Economic subcommittee

—subcommittee of a bank advisory committee appointed to evaluate economic prospects of a restructuring country.

Effective rescheduling proportion

—the proportion of total payments eligible for restructuring that are rescheduled or otherwise deferred until after the end of the consolidation period.

Events of default—

any event which allows creditor banks to declare the outstanding principal, as well as all accrued interest, due and payable on demand.

Floating rate notes

—unsecured notes paying interest at rates varying with the yield on a reference interest rate such as LIBOR.

Late interest charges

—additional interest charges that may be levied as a result of obligations being overdue beyond a specified period.

LIBOR

—London Interbank Offered Rate. The rate at which banks in London place Eurocurrencies with each other. It is frequently used in international loans as a reference rate.

Maturity period

—the grace period plus the repayment period.

Moratorium

—an official declaration or decree by a government postponing all or certain types of maturing debt for a given period.

Multi year restructuring agreement (MYRA)

—restructuring agreement where the consolidation period covers more than two years beyond the date of the signing of the agreement. These arrangements aim principally at eliminating a hump in scheduled amortization which may prevent a return to normal market access. In the context of MYRAs, banks have sought special monitoring procedures to seek to ensure that adequate financial policies would be followed once the restructuring country no longer is using Fund resources.

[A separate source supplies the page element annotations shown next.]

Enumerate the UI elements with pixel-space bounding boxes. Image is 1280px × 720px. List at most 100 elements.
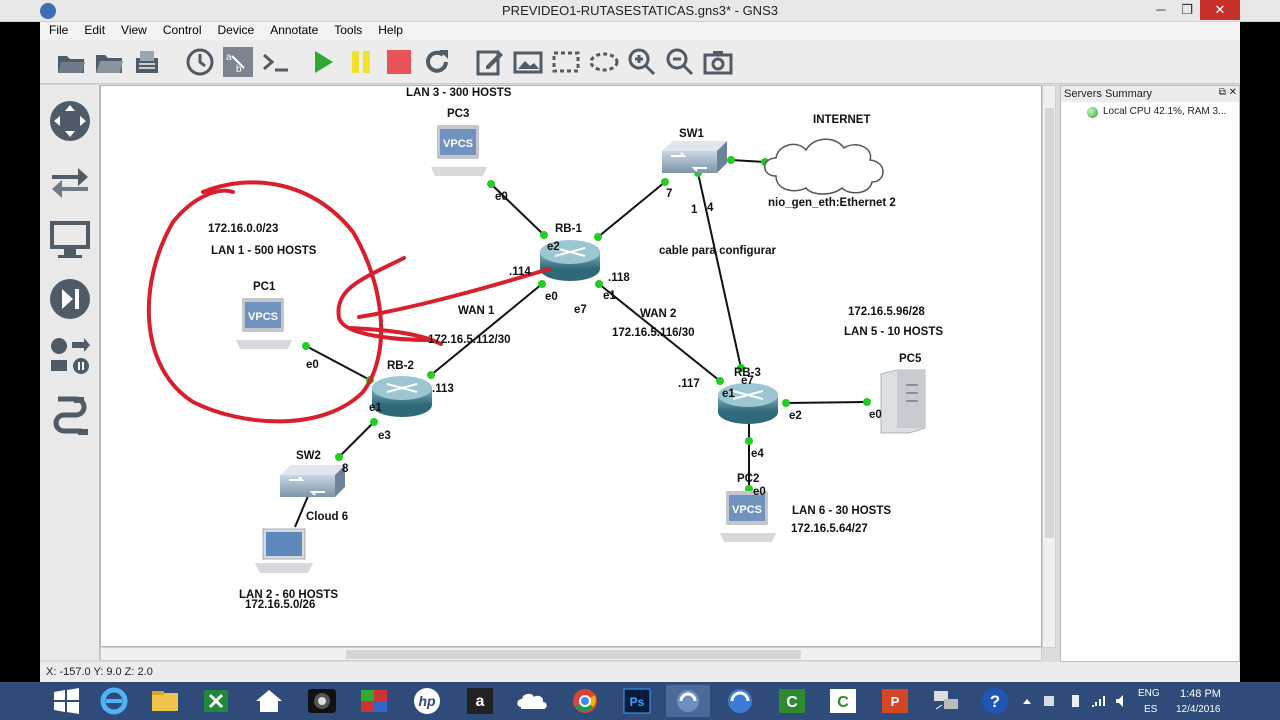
open-folder-icon[interactable] <box>55 46 87 78</box>
port-pc5-e0: e0 <box>869 409 882 421</box>
maximize-button[interactable]: ❐ <box>1174 0 1200 20</box>
interface-labels-icon[interactable]: ab <box>222 46 254 78</box>
servers-summary-header: Servers Summary ⧉ ✕ <box>1061 86 1239 102</box>
clock-time[interactable]: 1:48 PM <box>1180 688 1221 700</box>
sw2-node[interactable] <box>280 465 345 497</box>
file-explorer-icon[interactable] <box>143 685 187 717</box>
clock-date[interactable]: 12/4/2016 <box>1176 704 1221 715</box>
right-letterbox <box>1240 0 1280 682</box>
network-icon[interactable] <box>924 685 968 717</box>
lan1-net-label: 172.16.0.0/23 <box>208 223 278 235</box>
lan1-label: LAN 1 - 500 HOSTS <box>211 245 317 257</box>
nio-label: nio_gen_eth:Ethernet 2 <box>768 197 896 209</box>
pc1-node[interactable]: VPCS <box>236 298 292 349</box>
horizontal-scroll-thumb[interactable] <box>346 650 801 659</box>
system-tray-icons[interactable] <box>1020 692 1130 710</box>
panel-controls[interactable]: ⧉ ✕ <box>1219 87 1237 98</box>
canvas-horizontal-scrollbar[interactable] <box>100 647 1042 661</box>
excel-icon[interactable] <box>194 685 238 717</box>
menu-edit[interactable]: Edit <box>75 22 112 37</box>
lan6-label: LAN 6 - 30 HOSTS <box>792 505 891 517</box>
zoom-out-icon[interactable] <box>664 46 696 78</box>
lang-top[interactable]: ENG <box>1138 688 1160 699</box>
windows-start-icon[interactable] <box>44 685 88 717</box>
zoom-in-icon[interactable] <box>626 46 658 78</box>
chrome-icon[interactable] <box>563 685 607 717</box>
port-sw2-8: 8 <box>342 463 349 475</box>
main-toolbar: ab <box>40 40 1240 84</box>
port-rb3-e4: e4 <box>751 448 764 460</box>
insert-image-icon[interactable] <box>512 46 544 78</box>
internet-explorer-icon[interactable] <box>92 685 136 717</box>
all-devices-icon[interactable] <box>48 335 92 379</box>
suspend-icon[interactable] <box>345 46 377 78</box>
add-link-icon[interactable] <box>48 395 92 439</box>
save-icon[interactable] <box>131 46 163 78</box>
pc5-node[interactable] <box>880 369 926 434</box>
menu-view[interactable]: View <box>112 22 154 37</box>
paint-icon[interactable] <box>352 685 396 717</box>
lan5-net-label: 172.16.5.96/28 <box>848 306 925 318</box>
cable-note: cable para configurar <box>659 245 776 257</box>
hp-icon[interactable]: hp <box>405 685 449 717</box>
onedrive-icon[interactable] <box>510 685 554 717</box>
port-rb1-118: .118 <box>608 272 630 284</box>
home-icon[interactable] <box>247 685 291 717</box>
security-devices-icon[interactable] <box>48 277 92 321</box>
pc3-label: PC3 <box>447 108 469 120</box>
screenshot-icon[interactable] <box>702 46 734 78</box>
menu-file[interactable]: File <box>40 22 75 37</box>
port-rb3-e7: e7 <box>741 375 754 387</box>
powerpoint-icon[interactable]: P <box>873 685 917 717</box>
link-sw1-rb3 <box>697 172 742 369</box>
camera-icon[interactable] <box>300 685 344 717</box>
open-project-icon[interactable] <box>93 46 125 78</box>
port-rb1-e2: e2 <box>547 241 560 253</box>
svg-text:a: a <box>226 52 232 63</box>
help-icon[interactable]: ? <box>973 685 1017 717</box>
internet-cloud[interactable] <box>764 138 884 195</box>
sw1-node[interactable] <box>662 141 727 173</box>
ellipse-icon[interactable] <box>588 46 620 78</box>
rectangle-icon[interactable] <box>550 46 582 78</box>
reload-icon[interactable] <box>421 46 453 78</box>
routers-icon[interactable] <box>48 99 92 143</box>
lan2-net-label: 172.16.5.0/26 <box>245 599 315 611</box>
pc1-label: PC1 <box>253 281 276 293</box>
edit-note-icon[interactable] <box>474 46 506 78</box>
lang-bottom[interactable]: ES <box>1144 704 1157 715</box>
internet-label: INTERNET <box>813 114 871 126</box>
menu-help[interactable]: Help <box>369 22 410 37</box>
link-sw1-internet <box>730 159 766 163</box>
pc3-node[interactable]: VPCS <box>431 125 487 176</box>
menu-tools[interactable]: Tools <box>325 22 369 37</box>
pc5-label: PC5 <box>899 353 922 365</box>
port-rb1-e7: e7 <box>574 304 587 316</box>
gns3-icon[interactable] <box>666 685 710 717</box>
topology-canvas[interactable]: VPCS VPCS VPCS LAN 3 - 300 HOSTS PC3 SW1… <box>100 85 1042 647</box>
pc2-node[interactable]: VPCS <box>720 491 776 542</box>
menu-device[interactable]: Device <box>209 22 262 37</box>
clock-icon[interactable] <box>184 46 216 78</box>
menu-control[interactable]: Control <box>154 22 209 37</box>
vertical-scroll-thumb[interactable] <box>1045 108 1054 538</box>
camtasia-icon[interactable]: C <box>770 685 814 717</box>
console-icon[interactable] <box>260 46 292 78</box>
switches-icon[interactable] <box>48 159 92 203</box>
canvas-vertical-scrollbar[interactable] <box>1042 85 1056 648</box>
close-button[interactable]: ✕ <box>1200 0 1240 20</box>
app-icon[interactable] <box>718 685 762 717</box>
port-rb2-e1: e1 <box>369 402 382 414</box>
photoshop-icon[interactable]: Ps <box>615 685 659 717</box>
end-devices-icon[interactable] <box>48 217 92 261</box>
start-icon[interactable] <box>307 46 339 78</box>
stop-icon[interactable] <box>383 46 415 78</box>
amazon-icon[interactable]: a <box>458 685 502 717</box>
cloud6-node[interactable] <box>255 528 313 573</box>
menu-annotate[interactable]: Annotate <box>261 22 325 37</box>
server-row-local[interactable]: Local CPU 42.1%, RAM 3... <box>1061 102 1239 118</box>
port-pc1-e0: e0 <box>306 359 319 371</box>
camtasia-recorder-icon[interactable]: C <box>821 685 865 717</box>
minimize-button[interactable]: ─ <box>1148 0 1174 20</box>
server-status-icon <box>1087 107 1098 118</box>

As part of these special monitoring procedures some restructuring countries have requested that the Fund enhance its Article IV consultations.

Onlending

—redesignation of credits originally granted to a government or central bank for general balance of payment purposes as loans to parastatals or private sector borrowers.

Previously rescheduled debt

—debt service obligations arising from previous debt reschedulings.

Redenomination clause

—a clause which, in the context of a debt restructuring agreement, allows banks to redenommate their loans in their home currency. The agreement normally specifies the amount, timing, and currency eligibility of such redenomination as well as the applicable reference interest rates.

Securitization

—the process in which banks’ assets become more marketable through, for example, the substitution of floating rate notes for syndicated lending, the introduction of transferability into international credits, and the packaging of existing assets for resale.

Serial MYRA

—agreement where subperiods within the consolidation period of a multiyear restructuring agreement (MYRA) are made eligible for restructuring based on periodic reviews of economic performance and prospects. The restructuring for later years in the consolidation period depends on certain conditions being met with regard to economic performance and monitoring arrangements.

Signed agreement

—the stage of the restructuring or new money process when creditor banks sign the agreement in principle reached between the advisory committee banks and the restructuring country. Signing the agreement makes it legally effective provided all preconditions contained in the agreement are met.

Standstill

—an agreement between bank creditors and a government on a temporary deferment of amortization payments on long-term debt and on a freezing or rollover of short-term debt. Its principal objectives are to prevent a deterioration of the payments situation during the restructuring negotiation period and to preclude an uneven reduction in debt to some banks.

Syndication

—the process by which a loan, arranged by one group of banks (i.e., the “lead banks”), is funded by being sold to another group of banks.

Trade deposit facility

—facility under which participating creditor banks make foreign exchange deposits at the central bank of the restructuring country. These deposits then may be withdrawn by these banks to finance specified foreign trade transactions with the restructuring country.